I don’t enjoy working with powered machines nearly as much as I enjoy working with hand tools, but I do rely a lot on my bandsaw for cutting down big pieces of wood into smaller pieces. My main bandsaw is a 14″ Steel City saw, which has the capacity to cut material that’s almost a foot thick.
I use this bandsaw especially for sawing sections of logs into boards, which is very difficult to do if I don’t have adequate outfeed support for the workpiece. (I’ve tried balancing a long board on the bandsaw’s table alone. I didn’t get good results.) If you do a lot of long rips, and especially resawing, consider putting a similar outfeed table on your bandsaw.
Here’s the outfeed table I came up with:
I had looked around online for designs for a bandsaw outfeed table and found very little (maybe I was looking in the wrong places). The outfeed table I envisioned needed to meet two main requirements:
- It needed to attach to the saw itself, mainly for stability. You can buy free-standing devices for outfeed support, but I doubted their ability to adequately support the kinds of workpieces I’ll be putting through this saw. And besides, they cost money, and I was pretty sure I could build something with stock I had on hand.

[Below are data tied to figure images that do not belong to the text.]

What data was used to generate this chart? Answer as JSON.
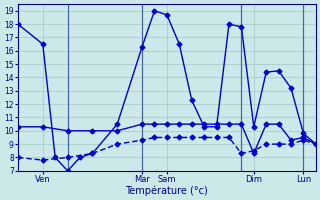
{
  "background_color": "#cce8e8",
  "grid_color": "#a8cccc",
  "line_color": "#0000cc",
  "marker_color": "#0000cc",
  "marker_style": "D",
  "marker_size": 2.5,
  "line_width": 1.0,
  "xlabel": "Température (°c)",
  "ylim": [
    7,
    19.5
  ],
  "xlim": [
    0,
    48
  ],
  "yticks": [
    7,
    8,
    9,
    10,
    11,
    12,
    13,
    14,
    15,
    16,
    17,
    18,
    19
  ],
  "vline_positions": [
    8,
    20,
    36,
    46
  ],
  "x_tick_positions": [
    4,
    20,
    24,
    38,
    46
  ],
  "x_tick_labels": [
    "Ven",
    "Mar",
    "Sam",
    "Dim",
    "Lun"
  ],
  "series2_x": [
    0,
    4,
    8,
    12,
    16,
    20,
    22,
    24,
    26,
    28,
    30,
    32,
    34,
    36,
    38,
    40,
    42,
    44,
    46,
    48
  ],
  "series2_y": [
    10.3,
    10.3,
    10.0,
    10.0,
    10.0,
    10.5,
    10.5,
    10.5,
    10.5,
    10.5,
    10.5,
    10.5,
    10.5,
    10.5,
    8.3,
    10.5,
    10.5,
    9.3,
    9.5,
    9.0
  ],
  "series3_x": [
    0,
    4,
    8,
    12,
    16,
    20,
    22,
    24,
    26,
    28,
    30,
    32,
    34,
    36,
    38,
    40,
    42,
    44,
    46,
    48
  ],
  "series3_y": [
    8.0,
    7.8,
    8.0,
    8.3,
    9.0,
    9.3,
    9.5,
    9.5,
    9.5,
    9.5,
    9.5,
    9.5,
    9.5,
    8.3,
    8.5,
    9.0,
    9.0,
    9.0,
    9.3,
    9.0
  ],
  "series4_x": [
    0,
    4,
    6,
    8,
    10,
    12,
    16,
    20,
    22,
    24,
    26,
    28,
    30,
    32,
    34,
    36,
    38,
    40,
    42,
    44,
    46,
    48
  ],
  "series4_y": [
    18,
    16.5,
    8.0,
    7.0,
    8.0,
    8.3,
    10.5,
    16.3,
    19.0,
    18.7,
    16.5,
    12.3,
    10.3,
    10.3,
    18.0,
    17.8,
    10.3,
    14.4,
    14.5,
    13.2,
    9.8,
    9.0
  ]
}
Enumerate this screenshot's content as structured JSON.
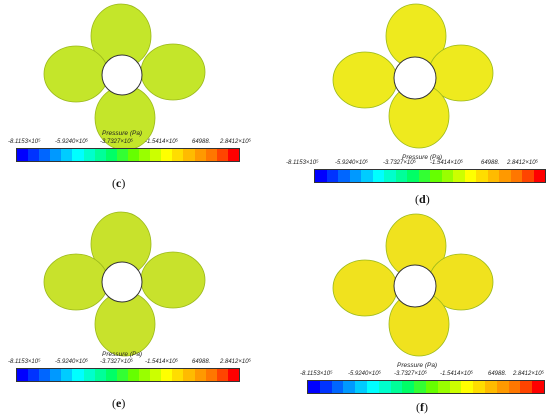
{
  "colorbar": {
    "title": "Pressure (Pa)",
    "ticks": [
      "-8.1153×10⁵",
      "-5.9240×10⁵",
      "-3.7327×10⁵",
      "-1.5414×10⁵",
      "64988.",
      "2.8412×10⁵"
    ],
    "colors": [
      "#0000ff",
      "#0033ff",
      "#0066ff",
      "#0099ff",
      "#00ccff",
      "#00ffff",
      "#00ffcc",
      "#00ff99",
      "#00ff66",
      "#33ff33",
      "#66ff00",
      "#99ff00",
      "#ccff00",
      "#ffff00",
      "#ffdd00",
      "#ffbb00",
      "#ff9900",
      "#ff7700",
      "#ff4400",
      "#ff0000"
    ]
  },
  "panels": [
    {
      "id": "c",
      "label": "c",
      "blade_color": "#c4e62a",
      "hub_color": "#ffffff"
    },
    {
      "id": "d",
      "label": "d",
      "blade_color": "#eeea1e",
      "hub_color": "#ffffff"
    },
    {
      "id": "e",
      "label": "e",
      "blade_color": "#c8e22c",
      "hub_color": "#ffffff"
    },
    {
      "id": "f",
      "label": "f",
      "blade_color": "#f0e21e",
      "hub_color": "#ffffff"
    }
  ]
}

- It needed to fold up flat against the saw. Space is at a premium here, and I have a couple tools all crowded into the same space. So a folding table is a must.
I eventually settled on a design in which legs are attached to the sides of a solid table with long wood screws so the legs can pivot. The legs stand on a little riser to keep the table co-planar with the band saw’s table. (That’s the one little compromise I had to make with this design. If the legs were long enough on their own, they would be too long to fold up alongside the table.)
The outfeed table itself is just glued up out of 2X stock I had lying around.
After the glue was dry, I leveled it off with a jack plane. I didn’t need a perfect surface, just something that workpieces won’t catch on. And at least I got to use a hand tool on this project.
The table is (about) the same width as the bandsaw table, and it’s as long as the distance from the underside of the table to the floor, or really a hair under.
The only mildly challenging part was attaching the table to the rails on the bandsaw table, which required drilling through the rails, inserting a wooden spacer, and attaching hinges with bolts and stop nuts. (Depending on how your bandsaw table is constructed, you might have to modify the hinge placement/attachment process.) Bandsaws produce a lot of vibration, which can shake nuts loose quickly. I think the stop nuts will hold, though.
The wooden spacer had to be just thick enough to put the top of the outfeed table at the same level as the top of the bandsaw table. It took me a couple tries to get it exactly right.
The table folds down perfectly. With the table down, I can wheel the saw back up against the wall if I need extra space.
I had to position the cross-member on the legs so that it cleared the housing for the belt and pulley.
I haven’t yet stress-tested it with really heavy material, but it works just fine so far on light-duty cuts. If the legs turn out to be too spindly (they’re only 3/4″ thick) I’ll replace them with some thicker ones.
In the meantime, I have some sections of pecan logs that need to be sawn up into proper boards.